Last time asking for help I received serious answers. Please help me again to solve my problems or to find ways to avoid them. As I am a quite new DT user, I would be very happy. I still work with a test database because I still have problems I want to get rid of before creating my personal database.

Problems:

First of all, it is not possible to scan directly into DT, because there is always I message informing me that it does not work with Os X 10.5.

I have many Pdf files done with Acrobat 8.0 and I always saved them as just compatible with Acrobat 8.0 to get smaller files. As an academic I have many long texts that need a lot of space on my harddrive. But these files are not compatible with DT. In DT they appear as grey pages (it is the same with Readiris by the way). So I have to open each file with Acrobat and save it as an Pdf compatible with Acrobat 5.0. This is the latest Pdf format that DT is able to show me as it looks in Acrobat.

I want to import some double-page spread scans to DT and use OCR to turn them into searchabel Pdf files, but it is not possible. An error always occures during the OCR process. But there are no problems with usual documents.
As an academic I have to scan whole books from time to time and I do double-page spread scans because it takes me half the time and the result looks much more “natural” (like reading a book). So I open the scanned Pdf files in Readiris and turn them searchable. Everything is fine after that in Acrobat: I can mark some lines on the left side for example and Acrobat ignores the right side unless I reach the buttom of the left side. But in DT it does not work with the very same file. Whenever I mark a line it is a line from all left to all right ignoring that the text has two pages (two columns). This is a real problem for me. I have not found a way out so far.

After that I want to cut my double-page spread scans with Acrobat in two halves to have just one-page spread text. But what setting I use in Acrobat to do it, it just changes the way of appearence in Acrobat itself. That means it just hides some parts of the scans but whenever I import them afterwards to DT, the whole scans are visible again. This is not a original DT problem - I know - but I would be so glad to receive some suggestions. Is there a program that is able to cut Pdf pages as Photoshop can crop parts of a page. I do not want to open each Pdf in Photoshop because it takes to much time when the Pdf has many pages.

These are my problems. Hopefully, I could explain them appropriate although English is a foreign language for me.

Thank you so much
Mathias

Make certain that you are using the current version of DT Pro Office, which is 1.5. Also, the current version of Leopard is 1.5.1. For your Canon scanner, check to see if there’s a version of CanoScan ToolBox on Canon’s Web site, which should allow you to use and configure the PDF button in the ToolBox software to send output directly to DT Pro Office.

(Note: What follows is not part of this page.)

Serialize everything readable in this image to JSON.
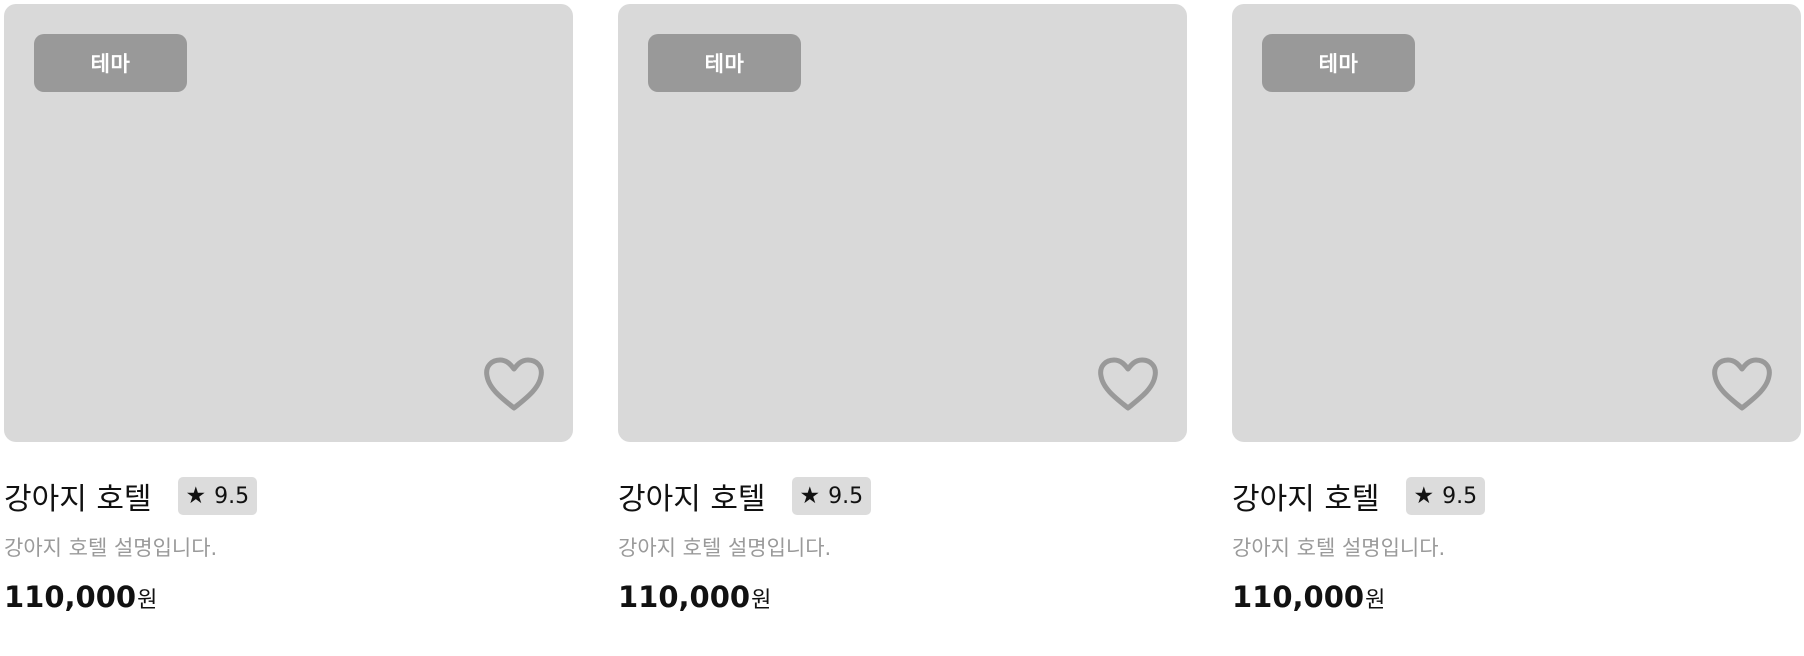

I don’t have your scanner model, but I have a CanoScan LIDE 500F and CanoScan ToolBox works well to send output directly to DT Pro Office for OCR and storage to the database.

When Acrobat 8 was introduced it wasn’t entirely compatible with Mac OS X, so I’ve stuck with Acrobat 7. I haven’t checked to see whether Adobe has put out a newer version of Acrobat 8. You will likely have to continue to save PDFs as version 5 or older to retain full compatibility with OS X, Preview and DT Pro Office.

The solution to hard disk file sizes is probably to get a larger hard drive. Larger hard drives have become inexpensive, and much cheaper than the time you might spend trying to make smaller PDF files :slight_smile:

DT Pro uses Apple’s PDFKit to render PDFs. So in DT Pro or in Preview you can draw a text box to select text in multi-column PDFs. That will solve your problem.

To select text in this way, hold down the Option key while making the selection.

I don’t think you will find any satisfactory means of “splitting” a two-page scan, especially for multi-page scans.

Thank you Bill for your answer. I am really amazed that I always receive an answer quite soon in this forum.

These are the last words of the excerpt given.